Besprochene Bücher / Literaturhinweise

Muslimisch, weiblich, deutsch! Ist es tatsächlich möglich, alle diese Attribute glaubwürdig miteinander zu vereinbaren? Lamya Kaddor hat in ihrem gleichnamigen Buch den ambitionierten Versuch unternommen, anhand ihrer eigenen Vita die gesellschaftlichen und ideologischen Voraussetzungen dieses Unterfangens auszuloten. Was jedoch im Untertitel als autobiografische Skizze angekündigt wird, erweist sich rasch als unstrukturierte Melange aus programmatischen Aussagen, persönlichen Bekenntnissen und einer politischen Rundumschelte, die kaum eine gesellschaftliche Gruppierung ausspart: Parteien, Islamverbände, die Mehrheitsgesellschaft und selbst den Bundespräsidenten, dem es offenbar nicht in den Sinn gekommen war, anlässlich des 60-jährigen Jubiläums der Bundesrepublik auch die hiesigen Muslime in seine Würdigung einzubeziehen.

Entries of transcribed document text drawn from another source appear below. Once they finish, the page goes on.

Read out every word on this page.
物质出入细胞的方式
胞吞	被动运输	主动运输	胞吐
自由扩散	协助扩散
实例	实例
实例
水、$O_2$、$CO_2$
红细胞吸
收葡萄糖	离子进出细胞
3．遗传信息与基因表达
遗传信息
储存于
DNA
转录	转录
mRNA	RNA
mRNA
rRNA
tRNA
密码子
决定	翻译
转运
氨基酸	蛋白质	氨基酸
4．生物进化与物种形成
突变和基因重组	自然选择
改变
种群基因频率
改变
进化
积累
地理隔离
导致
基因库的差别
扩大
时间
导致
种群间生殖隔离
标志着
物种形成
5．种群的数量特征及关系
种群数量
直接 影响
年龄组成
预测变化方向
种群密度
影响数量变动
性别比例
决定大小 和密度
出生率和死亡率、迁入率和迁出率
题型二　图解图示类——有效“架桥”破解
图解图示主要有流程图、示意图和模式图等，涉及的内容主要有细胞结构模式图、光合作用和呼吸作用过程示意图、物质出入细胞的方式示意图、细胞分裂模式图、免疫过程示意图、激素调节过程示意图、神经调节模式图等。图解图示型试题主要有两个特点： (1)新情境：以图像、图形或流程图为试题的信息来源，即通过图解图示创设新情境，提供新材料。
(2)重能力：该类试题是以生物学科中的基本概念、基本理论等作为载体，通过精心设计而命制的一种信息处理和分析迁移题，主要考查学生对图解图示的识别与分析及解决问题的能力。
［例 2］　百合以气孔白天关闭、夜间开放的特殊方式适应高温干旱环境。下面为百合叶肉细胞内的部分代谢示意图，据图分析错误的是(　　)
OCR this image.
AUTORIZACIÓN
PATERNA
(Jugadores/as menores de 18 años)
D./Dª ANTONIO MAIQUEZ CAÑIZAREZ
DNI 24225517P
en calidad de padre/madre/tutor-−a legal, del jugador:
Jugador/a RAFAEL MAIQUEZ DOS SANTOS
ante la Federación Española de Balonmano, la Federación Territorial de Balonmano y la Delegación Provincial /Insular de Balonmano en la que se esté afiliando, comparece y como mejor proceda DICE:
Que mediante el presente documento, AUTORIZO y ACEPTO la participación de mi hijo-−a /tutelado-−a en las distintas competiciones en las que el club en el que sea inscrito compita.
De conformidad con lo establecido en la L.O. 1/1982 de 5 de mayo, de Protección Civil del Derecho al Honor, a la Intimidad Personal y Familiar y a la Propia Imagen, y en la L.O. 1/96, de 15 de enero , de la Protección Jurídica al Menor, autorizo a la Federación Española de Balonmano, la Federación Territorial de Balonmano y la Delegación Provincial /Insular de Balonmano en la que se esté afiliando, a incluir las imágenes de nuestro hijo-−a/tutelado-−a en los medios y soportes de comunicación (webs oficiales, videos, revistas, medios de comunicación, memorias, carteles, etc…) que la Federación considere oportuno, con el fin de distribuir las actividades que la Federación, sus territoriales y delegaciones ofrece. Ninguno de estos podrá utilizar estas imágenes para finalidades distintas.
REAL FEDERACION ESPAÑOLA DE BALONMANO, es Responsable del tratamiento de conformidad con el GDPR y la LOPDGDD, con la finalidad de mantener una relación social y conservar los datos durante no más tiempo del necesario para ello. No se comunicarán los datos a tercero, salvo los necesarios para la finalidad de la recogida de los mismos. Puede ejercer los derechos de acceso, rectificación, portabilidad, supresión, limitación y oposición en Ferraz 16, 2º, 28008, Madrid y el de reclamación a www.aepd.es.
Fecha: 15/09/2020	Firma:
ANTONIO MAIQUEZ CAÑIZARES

Die in Deutschland geborene Autorin und renommierte Religionspädagogin versucht mit fraglos großem Engagement und auf der Grundlage einer scheinbar kritischen Analyse der überlieferten Texte, das Bild eines zeitgemäßen, liberalen Islams zu skizzieren, der auch gläubigen Muslimen, vor allem aber den Frauen ein religiöses und zugleich erfolgreiches Leben in Deutschland ermöglichen soll. Dabei könnte man ihr zunächst in zweifacher Weise zustimmen: Tatsächlich ist das gegenwärtige Bild des Islams in Europa, wie es ein flüchtiger Blick in Presse und Buchhandel rasch verdeutlicht, mehr als beklagenswert – was vor allem, so die Autorin, eher dem traditionell geprägten Lebensstil vieler Zuwanderer, nicht jedoch dem Islam direkt angelastet werden müsse. Daher sollte sich ihrer Meinung nach die bisher schweigende Mehrheit der deutschen Muslime organisieren, um nicht allein den religiösen Hardlinern – wie der Dititb oder der Milli Görüs den öffentlichen Diskurs zu überlassen.

Dient es aber wirklich einer kritischen Auseinandersetzung mit dem Islam, wenn die Autorin sämtliche unterdrückerischen Passagen und Gewaltaussagen des Koran und der Sunna entweder unterschlägt oder als durch die Zeit bedingt relativiert? Zweifellos betreibt sie eine Exkulpierung ihrer Religion, indem sie die offenkundigen Missstände im religiös geprägten Migrantenmilieu lediglich als Folge von Bildungsferne, Traditionalismus und Ausgrenzung abtut und einschlägige Kriminalstatistiken als islamophobe Propaganda bezeichnet. Den empirischen Gegenbeweis bleibt sie allerdings schuldig.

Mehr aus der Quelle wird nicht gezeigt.